Other students said partying has not proven to interfere with relationships or school life in their experiences.
“I don’t see partying affecting grades or social lives,” sophomore Zachary Halma said.
Students who said they do feel there is a social divide claimed peer-pressure to party as a reason for why they didn’t believe the relationships worked. There is a lot of pressure on freshmen to explore and socialize off campus which can cause a rift between those not interested in partying and their roommates and hallmates who do, Resident Assistant Felicity Roe said.
“I don’t enjoy spending a lot of time around people who party because it is certainly telling of who they are as people,” freshman Abigail Hochberger said. “I try to surround myself with and build close relationships with people who are conscious about the choices they make on a daily basis, whether that is in how they spend their Friday nights or who they invite to sit with them at lunch. I don’t want to be in a situation to feel pressured to party.”
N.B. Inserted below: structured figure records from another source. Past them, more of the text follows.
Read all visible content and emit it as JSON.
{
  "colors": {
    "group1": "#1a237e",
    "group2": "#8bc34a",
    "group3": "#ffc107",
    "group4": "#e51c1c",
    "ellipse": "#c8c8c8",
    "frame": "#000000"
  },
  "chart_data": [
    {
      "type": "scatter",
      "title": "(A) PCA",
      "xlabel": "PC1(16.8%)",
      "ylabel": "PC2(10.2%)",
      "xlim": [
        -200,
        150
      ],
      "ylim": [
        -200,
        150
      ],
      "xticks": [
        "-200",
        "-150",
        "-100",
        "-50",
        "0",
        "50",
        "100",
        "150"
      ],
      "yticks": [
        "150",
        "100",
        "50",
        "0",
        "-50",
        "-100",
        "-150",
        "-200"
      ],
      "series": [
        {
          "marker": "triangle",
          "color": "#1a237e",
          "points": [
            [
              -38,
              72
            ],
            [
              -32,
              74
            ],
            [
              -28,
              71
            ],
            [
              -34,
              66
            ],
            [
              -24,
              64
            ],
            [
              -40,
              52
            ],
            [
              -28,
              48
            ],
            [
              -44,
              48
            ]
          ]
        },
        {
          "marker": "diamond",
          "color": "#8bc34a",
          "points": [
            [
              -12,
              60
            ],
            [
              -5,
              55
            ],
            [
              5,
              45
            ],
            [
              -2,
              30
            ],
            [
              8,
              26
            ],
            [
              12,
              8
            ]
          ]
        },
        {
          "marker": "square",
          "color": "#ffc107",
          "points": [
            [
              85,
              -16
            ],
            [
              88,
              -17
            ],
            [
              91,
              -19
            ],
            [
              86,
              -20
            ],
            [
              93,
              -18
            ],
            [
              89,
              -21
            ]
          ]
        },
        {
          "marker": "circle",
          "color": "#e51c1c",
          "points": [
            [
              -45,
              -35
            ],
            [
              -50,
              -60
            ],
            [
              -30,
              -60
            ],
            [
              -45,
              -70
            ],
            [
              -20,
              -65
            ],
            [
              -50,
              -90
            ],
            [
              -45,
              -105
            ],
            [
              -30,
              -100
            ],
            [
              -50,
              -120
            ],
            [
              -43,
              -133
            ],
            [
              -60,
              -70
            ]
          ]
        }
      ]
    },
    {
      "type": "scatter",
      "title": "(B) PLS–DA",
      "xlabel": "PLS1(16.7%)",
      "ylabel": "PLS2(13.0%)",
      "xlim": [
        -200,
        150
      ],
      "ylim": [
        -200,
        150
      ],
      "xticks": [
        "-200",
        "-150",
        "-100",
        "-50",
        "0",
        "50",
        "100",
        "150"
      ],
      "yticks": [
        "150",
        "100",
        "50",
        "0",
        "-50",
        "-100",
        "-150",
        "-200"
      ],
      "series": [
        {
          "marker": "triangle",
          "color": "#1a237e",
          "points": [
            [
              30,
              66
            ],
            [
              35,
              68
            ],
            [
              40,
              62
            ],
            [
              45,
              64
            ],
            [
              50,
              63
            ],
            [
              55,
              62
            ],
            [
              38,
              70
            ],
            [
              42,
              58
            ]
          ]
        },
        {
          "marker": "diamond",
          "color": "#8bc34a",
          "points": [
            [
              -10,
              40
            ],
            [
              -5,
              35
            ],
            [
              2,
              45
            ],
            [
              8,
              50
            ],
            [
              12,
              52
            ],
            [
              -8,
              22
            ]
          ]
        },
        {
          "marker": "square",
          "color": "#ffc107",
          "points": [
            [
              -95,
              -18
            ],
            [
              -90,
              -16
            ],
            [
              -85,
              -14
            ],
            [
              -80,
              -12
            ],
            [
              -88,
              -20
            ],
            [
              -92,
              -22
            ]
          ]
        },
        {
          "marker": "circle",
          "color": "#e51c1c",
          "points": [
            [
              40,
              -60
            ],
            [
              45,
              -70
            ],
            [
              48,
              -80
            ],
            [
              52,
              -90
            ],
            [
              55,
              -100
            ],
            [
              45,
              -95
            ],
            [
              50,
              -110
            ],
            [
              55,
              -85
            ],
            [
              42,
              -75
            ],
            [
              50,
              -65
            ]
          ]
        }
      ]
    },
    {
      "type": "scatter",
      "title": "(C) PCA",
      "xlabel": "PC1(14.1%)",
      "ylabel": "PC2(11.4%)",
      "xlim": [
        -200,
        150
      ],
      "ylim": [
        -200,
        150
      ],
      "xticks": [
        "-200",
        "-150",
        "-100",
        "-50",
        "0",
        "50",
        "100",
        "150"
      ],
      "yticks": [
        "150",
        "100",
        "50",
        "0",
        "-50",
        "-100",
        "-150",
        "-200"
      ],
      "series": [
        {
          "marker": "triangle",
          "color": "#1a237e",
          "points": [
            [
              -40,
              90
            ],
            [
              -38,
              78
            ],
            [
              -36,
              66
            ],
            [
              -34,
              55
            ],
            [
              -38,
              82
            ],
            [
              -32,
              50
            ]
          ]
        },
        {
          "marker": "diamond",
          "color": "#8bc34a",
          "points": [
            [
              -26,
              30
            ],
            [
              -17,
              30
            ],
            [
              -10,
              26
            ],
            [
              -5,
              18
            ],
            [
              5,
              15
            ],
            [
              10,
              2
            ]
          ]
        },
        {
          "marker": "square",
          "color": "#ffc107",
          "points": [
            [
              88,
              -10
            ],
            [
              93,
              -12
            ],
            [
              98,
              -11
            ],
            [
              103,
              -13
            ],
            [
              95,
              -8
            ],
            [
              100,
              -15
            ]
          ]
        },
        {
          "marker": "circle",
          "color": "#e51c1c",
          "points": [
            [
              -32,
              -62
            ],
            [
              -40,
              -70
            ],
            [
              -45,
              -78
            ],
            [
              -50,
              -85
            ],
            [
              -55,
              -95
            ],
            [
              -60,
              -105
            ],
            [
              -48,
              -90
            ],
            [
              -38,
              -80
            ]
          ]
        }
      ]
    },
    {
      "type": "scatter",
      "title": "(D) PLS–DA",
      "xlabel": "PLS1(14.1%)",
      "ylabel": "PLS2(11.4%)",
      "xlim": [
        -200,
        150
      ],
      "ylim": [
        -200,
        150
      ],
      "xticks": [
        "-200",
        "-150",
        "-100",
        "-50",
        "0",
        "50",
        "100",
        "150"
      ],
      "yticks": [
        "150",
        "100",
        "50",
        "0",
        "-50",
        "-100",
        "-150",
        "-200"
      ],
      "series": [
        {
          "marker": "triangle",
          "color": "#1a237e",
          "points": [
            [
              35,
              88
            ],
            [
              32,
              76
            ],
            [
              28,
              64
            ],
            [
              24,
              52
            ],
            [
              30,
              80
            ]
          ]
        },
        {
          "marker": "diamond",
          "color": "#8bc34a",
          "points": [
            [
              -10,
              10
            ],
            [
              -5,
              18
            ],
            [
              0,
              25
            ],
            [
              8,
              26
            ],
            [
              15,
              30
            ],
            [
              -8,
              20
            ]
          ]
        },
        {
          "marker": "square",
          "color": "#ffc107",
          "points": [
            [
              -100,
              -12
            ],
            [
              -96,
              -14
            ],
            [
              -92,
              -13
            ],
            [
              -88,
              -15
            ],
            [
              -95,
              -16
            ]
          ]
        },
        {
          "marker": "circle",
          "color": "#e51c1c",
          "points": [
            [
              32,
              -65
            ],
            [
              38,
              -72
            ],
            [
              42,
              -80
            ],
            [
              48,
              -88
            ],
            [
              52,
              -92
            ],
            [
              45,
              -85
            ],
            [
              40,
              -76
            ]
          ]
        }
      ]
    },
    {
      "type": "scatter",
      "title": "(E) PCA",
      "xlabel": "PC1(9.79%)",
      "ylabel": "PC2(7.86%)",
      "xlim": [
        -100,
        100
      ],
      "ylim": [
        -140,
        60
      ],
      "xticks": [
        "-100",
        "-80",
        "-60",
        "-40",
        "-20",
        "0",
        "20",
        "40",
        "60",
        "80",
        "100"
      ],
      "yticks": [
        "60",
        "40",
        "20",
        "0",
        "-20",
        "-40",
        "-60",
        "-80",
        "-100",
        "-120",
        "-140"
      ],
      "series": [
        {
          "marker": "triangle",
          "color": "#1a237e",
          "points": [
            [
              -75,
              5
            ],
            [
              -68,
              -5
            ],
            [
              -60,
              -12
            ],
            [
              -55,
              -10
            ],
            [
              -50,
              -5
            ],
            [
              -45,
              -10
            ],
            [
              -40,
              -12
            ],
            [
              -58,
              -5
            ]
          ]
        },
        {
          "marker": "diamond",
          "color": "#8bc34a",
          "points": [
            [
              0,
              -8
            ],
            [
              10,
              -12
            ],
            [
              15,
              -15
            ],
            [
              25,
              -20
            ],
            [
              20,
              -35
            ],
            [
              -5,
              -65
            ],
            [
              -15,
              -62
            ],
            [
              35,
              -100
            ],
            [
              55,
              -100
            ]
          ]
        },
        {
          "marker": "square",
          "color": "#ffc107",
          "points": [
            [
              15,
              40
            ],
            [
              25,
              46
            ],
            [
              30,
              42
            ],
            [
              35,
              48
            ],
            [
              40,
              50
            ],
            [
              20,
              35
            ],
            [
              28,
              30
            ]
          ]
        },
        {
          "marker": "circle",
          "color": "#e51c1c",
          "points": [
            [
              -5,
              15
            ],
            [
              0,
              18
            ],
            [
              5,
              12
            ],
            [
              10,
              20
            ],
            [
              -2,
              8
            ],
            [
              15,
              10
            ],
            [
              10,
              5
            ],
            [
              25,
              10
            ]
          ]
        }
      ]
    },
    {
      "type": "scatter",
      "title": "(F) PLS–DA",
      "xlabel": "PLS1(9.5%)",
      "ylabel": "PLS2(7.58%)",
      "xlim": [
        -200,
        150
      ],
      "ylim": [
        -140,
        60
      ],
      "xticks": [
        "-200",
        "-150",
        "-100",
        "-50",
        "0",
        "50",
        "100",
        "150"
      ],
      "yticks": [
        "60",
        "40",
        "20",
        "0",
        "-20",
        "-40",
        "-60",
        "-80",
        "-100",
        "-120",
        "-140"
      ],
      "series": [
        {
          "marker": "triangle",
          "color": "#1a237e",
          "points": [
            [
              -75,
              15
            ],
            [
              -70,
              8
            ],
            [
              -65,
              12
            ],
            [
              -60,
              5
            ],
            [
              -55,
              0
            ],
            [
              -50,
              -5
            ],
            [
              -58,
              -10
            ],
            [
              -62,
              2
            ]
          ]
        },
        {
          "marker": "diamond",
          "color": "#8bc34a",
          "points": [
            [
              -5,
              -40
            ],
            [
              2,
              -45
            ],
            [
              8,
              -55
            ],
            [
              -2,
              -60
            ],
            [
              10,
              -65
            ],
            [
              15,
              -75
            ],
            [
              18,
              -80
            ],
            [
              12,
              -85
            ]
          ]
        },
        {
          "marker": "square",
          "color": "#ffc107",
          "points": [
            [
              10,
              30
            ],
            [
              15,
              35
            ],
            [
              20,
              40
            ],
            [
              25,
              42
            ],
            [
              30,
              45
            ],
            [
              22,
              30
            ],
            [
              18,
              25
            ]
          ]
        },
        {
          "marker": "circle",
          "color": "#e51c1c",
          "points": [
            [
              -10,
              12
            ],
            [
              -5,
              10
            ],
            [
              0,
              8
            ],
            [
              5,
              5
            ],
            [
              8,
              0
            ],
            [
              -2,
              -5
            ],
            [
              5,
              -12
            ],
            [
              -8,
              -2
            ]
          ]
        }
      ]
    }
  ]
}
Sophomore Megan Escobar feels no pressure to party from other students who party here, and that students are very respectful about other student’s personal belief and decisions, she said.
However, partying can create an area of uncertainty amongst a hall or between roommates because students feel uncomfortable informing a RA about situations that involve alcohol, Roe said.
“Last year a friend of mine would come home from parties and other people would have to take care of them because they couldn’t take care of themselves,” Roe said. “It was hard on their friends and produced an awkward atmosphere, which isn’t the sort of thing we would cultivate here at Whitworth.”